Bir anda kestirip attığımı gören adam panikle ellerini kaldırdı. "Hayır, Rüya hayır. Bak, beni yanlış anlamanı istemem. Sana güvenmiyor değilim. Sadece... Bilmiyorum işte, aklıma takılmıştı." Çünkü o izlerin müsebbibiydi. Sadece o bunu bilmiyordu.
"Tamam, neyse." diyerek konuyu kapattım gücenmiş bir ifadeyle. "Kahveni soğutma istersen."
Arda yine zırvalayacaktı, belli olmuştu. Zaten bu kadar kısa sürede Süreyya Hanım'ı benimle alakalı ikna edebilmesi de çok mümkün sayılmazdı.
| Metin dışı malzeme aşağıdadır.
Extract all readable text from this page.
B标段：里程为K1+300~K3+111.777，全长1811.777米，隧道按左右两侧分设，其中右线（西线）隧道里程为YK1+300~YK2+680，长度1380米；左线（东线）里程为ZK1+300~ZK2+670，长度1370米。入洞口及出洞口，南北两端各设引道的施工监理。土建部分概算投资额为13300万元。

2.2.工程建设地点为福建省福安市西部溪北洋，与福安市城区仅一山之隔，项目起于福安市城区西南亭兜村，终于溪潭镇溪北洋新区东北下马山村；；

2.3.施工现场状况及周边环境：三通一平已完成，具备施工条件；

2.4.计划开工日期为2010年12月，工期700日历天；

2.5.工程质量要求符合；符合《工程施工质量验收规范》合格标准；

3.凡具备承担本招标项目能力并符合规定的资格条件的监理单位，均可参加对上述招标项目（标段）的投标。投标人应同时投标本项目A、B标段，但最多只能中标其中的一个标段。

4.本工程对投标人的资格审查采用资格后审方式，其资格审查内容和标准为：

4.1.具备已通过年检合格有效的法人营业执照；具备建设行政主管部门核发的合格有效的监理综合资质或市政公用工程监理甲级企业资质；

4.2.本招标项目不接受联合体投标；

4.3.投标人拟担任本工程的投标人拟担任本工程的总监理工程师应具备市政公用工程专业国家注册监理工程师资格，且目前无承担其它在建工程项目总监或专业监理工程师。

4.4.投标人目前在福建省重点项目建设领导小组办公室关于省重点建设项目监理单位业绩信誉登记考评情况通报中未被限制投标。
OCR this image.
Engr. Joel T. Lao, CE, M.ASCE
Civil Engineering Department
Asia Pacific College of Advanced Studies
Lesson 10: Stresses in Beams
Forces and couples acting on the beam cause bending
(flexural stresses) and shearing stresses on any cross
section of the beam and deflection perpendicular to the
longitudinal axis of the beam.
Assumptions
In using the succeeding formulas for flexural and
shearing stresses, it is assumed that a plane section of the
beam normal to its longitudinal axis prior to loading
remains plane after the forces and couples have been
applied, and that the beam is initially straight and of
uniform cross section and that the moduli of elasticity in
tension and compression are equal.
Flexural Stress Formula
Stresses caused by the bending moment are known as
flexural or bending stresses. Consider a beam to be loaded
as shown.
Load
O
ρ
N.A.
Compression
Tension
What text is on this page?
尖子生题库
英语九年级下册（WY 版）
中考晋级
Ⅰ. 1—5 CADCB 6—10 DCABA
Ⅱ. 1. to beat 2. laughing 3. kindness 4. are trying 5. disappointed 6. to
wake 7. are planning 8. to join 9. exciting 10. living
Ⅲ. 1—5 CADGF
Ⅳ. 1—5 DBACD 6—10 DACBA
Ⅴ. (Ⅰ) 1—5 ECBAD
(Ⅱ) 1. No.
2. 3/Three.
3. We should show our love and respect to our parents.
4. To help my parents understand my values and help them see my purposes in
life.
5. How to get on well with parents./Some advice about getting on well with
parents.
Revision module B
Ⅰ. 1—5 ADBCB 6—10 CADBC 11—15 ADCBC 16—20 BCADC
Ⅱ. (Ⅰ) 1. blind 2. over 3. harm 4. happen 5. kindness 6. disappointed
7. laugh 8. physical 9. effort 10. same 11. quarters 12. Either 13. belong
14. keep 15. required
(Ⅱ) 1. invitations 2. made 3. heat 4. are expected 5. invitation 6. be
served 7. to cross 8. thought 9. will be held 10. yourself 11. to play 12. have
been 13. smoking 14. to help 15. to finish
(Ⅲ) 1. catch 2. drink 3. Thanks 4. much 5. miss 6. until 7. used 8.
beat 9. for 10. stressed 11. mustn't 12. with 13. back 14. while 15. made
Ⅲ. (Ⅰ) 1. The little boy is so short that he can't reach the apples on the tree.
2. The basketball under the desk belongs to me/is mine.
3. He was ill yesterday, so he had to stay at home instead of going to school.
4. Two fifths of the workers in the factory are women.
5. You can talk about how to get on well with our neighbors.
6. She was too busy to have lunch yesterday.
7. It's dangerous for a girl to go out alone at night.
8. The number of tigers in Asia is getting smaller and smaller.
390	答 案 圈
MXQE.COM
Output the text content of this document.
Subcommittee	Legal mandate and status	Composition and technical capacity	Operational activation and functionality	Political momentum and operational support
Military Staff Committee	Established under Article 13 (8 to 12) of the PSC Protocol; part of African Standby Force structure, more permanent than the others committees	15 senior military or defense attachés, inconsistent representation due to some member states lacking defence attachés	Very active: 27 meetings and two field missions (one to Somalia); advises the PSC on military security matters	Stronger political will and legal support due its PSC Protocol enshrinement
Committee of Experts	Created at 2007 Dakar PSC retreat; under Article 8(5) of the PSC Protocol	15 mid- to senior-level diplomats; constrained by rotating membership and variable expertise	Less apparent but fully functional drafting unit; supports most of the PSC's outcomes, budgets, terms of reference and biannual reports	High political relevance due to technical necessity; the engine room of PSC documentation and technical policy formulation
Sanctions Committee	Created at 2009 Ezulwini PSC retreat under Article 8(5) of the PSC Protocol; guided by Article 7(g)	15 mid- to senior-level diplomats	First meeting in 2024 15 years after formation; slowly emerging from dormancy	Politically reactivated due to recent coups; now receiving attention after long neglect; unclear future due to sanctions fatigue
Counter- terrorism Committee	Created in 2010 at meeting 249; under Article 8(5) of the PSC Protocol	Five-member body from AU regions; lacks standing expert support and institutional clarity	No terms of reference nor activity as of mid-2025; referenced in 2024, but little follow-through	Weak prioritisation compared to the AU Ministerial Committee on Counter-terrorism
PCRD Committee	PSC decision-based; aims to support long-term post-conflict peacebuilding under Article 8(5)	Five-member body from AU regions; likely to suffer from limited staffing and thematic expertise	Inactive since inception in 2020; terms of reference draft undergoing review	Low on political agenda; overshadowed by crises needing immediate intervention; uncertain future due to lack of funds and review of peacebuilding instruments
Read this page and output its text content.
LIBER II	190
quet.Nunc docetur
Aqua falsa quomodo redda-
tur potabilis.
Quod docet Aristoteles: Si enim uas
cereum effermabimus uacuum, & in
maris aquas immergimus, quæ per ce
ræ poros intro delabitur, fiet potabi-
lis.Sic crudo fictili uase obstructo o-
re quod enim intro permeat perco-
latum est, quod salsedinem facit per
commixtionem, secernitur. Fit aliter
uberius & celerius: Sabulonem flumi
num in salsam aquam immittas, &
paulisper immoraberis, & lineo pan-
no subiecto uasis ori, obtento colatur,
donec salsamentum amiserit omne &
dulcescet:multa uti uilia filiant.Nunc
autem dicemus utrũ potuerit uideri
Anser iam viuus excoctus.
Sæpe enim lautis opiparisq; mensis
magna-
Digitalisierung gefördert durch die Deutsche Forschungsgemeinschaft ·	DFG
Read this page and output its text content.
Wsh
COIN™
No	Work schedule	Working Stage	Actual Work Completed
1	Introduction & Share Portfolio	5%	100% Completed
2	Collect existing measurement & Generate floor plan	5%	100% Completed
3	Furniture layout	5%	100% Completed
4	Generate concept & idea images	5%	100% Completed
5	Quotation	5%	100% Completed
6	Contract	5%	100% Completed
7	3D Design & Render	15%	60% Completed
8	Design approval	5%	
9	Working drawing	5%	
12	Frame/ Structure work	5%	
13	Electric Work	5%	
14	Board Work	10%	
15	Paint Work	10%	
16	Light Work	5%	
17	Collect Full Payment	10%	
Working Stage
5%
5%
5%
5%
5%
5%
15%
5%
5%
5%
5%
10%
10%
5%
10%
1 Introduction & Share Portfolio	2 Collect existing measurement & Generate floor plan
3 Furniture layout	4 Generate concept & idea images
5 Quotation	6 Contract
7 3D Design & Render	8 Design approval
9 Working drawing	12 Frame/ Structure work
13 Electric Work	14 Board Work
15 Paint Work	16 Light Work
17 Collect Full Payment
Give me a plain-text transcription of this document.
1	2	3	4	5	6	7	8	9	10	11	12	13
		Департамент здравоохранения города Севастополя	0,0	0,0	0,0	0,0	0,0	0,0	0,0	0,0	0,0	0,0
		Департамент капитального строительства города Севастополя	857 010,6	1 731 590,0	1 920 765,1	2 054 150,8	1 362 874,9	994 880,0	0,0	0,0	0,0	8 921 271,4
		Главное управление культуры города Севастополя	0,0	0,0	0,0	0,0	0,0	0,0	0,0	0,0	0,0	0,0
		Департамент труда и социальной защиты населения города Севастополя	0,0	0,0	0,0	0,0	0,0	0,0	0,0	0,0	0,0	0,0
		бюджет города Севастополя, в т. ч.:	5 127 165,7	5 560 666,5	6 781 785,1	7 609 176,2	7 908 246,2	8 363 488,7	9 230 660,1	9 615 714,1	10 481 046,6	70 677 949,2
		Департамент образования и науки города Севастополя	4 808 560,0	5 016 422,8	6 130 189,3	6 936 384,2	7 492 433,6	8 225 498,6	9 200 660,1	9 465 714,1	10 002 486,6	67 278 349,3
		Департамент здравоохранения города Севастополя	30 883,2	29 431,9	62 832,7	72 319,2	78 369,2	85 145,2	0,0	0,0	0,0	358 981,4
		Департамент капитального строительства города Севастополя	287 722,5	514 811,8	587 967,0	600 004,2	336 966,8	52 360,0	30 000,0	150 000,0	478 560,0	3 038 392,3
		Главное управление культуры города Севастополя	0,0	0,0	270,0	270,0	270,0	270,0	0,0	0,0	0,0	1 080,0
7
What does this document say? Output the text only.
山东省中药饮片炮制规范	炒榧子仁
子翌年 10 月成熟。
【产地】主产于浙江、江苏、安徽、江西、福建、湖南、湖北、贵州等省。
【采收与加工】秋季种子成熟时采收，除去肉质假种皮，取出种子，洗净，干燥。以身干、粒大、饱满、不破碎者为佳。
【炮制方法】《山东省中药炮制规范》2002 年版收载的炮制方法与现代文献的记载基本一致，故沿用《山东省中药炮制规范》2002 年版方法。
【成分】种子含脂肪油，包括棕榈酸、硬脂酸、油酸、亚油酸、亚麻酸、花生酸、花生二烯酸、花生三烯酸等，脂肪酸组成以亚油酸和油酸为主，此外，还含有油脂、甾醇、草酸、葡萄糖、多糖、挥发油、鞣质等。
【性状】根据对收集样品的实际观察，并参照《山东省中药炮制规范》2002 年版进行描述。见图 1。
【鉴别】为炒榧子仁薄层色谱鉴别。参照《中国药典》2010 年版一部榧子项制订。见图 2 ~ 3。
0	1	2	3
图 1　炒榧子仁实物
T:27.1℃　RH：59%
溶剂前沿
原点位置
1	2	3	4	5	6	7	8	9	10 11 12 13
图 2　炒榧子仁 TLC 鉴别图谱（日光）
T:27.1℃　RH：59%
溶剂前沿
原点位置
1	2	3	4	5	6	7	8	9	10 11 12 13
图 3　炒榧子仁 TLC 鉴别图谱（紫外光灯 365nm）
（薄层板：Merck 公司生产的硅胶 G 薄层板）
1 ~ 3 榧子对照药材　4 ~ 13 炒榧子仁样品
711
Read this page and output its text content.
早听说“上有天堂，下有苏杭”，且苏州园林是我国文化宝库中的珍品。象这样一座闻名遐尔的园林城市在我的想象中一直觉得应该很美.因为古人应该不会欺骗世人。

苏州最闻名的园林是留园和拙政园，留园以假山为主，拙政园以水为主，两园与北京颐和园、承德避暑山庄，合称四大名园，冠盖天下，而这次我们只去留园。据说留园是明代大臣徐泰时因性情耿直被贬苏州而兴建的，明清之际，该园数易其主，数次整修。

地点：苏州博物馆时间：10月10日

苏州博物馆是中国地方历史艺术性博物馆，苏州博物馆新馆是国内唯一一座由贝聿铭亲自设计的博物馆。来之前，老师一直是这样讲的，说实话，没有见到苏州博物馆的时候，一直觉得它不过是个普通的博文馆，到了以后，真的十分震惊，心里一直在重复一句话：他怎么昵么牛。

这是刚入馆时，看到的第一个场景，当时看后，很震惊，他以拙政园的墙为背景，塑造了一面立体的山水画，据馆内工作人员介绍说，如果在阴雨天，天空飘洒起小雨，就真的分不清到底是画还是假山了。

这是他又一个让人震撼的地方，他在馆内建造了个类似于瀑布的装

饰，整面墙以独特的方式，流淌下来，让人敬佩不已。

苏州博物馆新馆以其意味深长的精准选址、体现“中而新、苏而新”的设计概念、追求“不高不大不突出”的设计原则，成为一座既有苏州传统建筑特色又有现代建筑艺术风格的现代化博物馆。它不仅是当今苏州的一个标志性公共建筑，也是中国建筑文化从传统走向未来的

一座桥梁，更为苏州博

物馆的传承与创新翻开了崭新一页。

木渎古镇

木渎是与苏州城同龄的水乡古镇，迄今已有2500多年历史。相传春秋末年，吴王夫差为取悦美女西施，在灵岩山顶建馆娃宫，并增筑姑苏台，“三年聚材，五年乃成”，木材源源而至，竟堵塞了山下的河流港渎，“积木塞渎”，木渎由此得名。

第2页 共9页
Kahvesini içtikten kısa bir süre sonra koltukta uyuyakaldığında planımı uygulamak için biraz daha bekledim. Patates çuvalı gibi yatıyordu. Vücudunu yan çevirip pantolon cebinden telefonunu çıkardım. Şifresi vardı. 1234 falan olmadığını biliyordum ama en az o kadar salak biri olduğu için Beşiktaş'ın kuruluş tarihi olduğunu biliyordum. Sürekli onları dinleme cihazından dinlediğim için iç çamaşırlarının markasına kadar her şeyi biliyordum. Mesajları kurcaladım, galeriyi falan. Aptal yaz tatili fotoğrafları dışında bir şey bulamadım. Mesajlarda da geçen gün Dostlar Meclisi'nde buluşmak için Ertan'la mesajlaşmaları vardı sadece. Bir bok yoktu anlayacağınız. Hevesim kursağımda kalmış bir biçimde telefonunu aynı cebine sokuştururken kapı gıcırtısı sesiyle holden içeri giren Esved'i gördüm. Şaşırdım. Buraya girmesine değil de gündüz konuşmuş olmamıza rağmen burada olmasına şaşırmıştım. Zamanlamasına. Tamam, burada olan biteni her şey görüyordu ama geleceğini beklemiyordum. Şimdiyse saklandığı yerden çıkmış, kemerine sıkıştırdığı silahı her şeyden habersiz koltukta yatan Arda'ya doğrulttu.
"Esved, ne yapıyorsun?"
Benimle konuşmadan adama bakmaya devam etti. "Sevdiğim kadına dokundun."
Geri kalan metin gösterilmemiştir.